Kakaionstha Deer, a former principal at Kateri School and residential school survivor, sent a letter of support for the education centre’s grant application.
“When I was in residential school, there was no play,” said Deer. “When I became a teacher of nursery, I played. That’s where I realized, going back, I started my true healing.”
Deer, 77, was sent to residential school in Spanish, Ontario.
“I’ve also been on my healing journey for over 25 years, trying to regain my identity as a Mohawk woman. It’s been long and painful,” she said.
“The severe punishments of speaking my language still echoes through my head – fear. We cannot allow another generation to experience the painful uncertainty of not knowing who they are.”
Delaronde said while the first phase of the curriculum development is done, work still needs to be done, including developing pilot projects within the schools that reflect Tsi Niionkwarihò:tens.

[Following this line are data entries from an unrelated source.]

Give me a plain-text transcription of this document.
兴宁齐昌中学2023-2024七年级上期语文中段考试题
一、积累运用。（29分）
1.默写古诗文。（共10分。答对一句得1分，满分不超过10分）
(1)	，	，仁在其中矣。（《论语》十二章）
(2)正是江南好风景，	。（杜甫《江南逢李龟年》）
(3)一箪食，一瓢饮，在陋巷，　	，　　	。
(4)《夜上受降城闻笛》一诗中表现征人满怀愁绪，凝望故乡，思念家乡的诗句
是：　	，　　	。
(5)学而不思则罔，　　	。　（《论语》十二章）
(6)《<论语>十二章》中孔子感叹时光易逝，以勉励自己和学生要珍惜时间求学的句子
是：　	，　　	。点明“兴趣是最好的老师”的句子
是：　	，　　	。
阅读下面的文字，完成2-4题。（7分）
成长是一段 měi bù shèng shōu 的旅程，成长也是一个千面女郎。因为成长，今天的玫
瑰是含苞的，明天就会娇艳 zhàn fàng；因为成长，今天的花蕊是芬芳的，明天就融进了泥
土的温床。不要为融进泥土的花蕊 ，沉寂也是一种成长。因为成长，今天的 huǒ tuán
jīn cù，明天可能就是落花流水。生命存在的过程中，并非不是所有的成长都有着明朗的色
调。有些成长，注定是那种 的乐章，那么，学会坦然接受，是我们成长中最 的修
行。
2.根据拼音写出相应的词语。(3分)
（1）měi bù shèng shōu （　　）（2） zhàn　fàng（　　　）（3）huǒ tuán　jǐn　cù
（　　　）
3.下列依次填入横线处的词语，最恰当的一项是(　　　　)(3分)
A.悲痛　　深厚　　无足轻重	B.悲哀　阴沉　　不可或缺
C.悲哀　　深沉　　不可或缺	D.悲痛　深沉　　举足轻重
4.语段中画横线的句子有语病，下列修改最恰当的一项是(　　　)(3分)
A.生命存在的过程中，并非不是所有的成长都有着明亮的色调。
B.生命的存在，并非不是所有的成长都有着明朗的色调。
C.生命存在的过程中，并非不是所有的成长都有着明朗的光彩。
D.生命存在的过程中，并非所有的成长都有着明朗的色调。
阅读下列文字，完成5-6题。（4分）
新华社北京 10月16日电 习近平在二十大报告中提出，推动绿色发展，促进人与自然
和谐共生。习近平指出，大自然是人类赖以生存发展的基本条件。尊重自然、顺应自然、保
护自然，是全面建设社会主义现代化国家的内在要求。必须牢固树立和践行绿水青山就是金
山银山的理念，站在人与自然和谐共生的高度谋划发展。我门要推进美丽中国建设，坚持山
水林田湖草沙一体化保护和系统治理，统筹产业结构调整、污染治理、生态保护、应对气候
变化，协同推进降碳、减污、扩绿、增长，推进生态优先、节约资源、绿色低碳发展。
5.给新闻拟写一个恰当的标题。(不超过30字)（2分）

“As we build the different elements that Kahtehrón:ni has identified as a part of this curriculum, we have to start developing those elements now – start looking at what does it really mean what that would mean from nursery to grade 11,” said Delaronde.
“When we say KEC Tsi Niionkwarihò:tens program, we want to ensure and have everyone in our community know what it means. It does not only mean that we’re talking about land-based learning, or doing beadwork, we’re talking about everything – high academic standards and putting science, language arts, math and all these areas into our teachings.”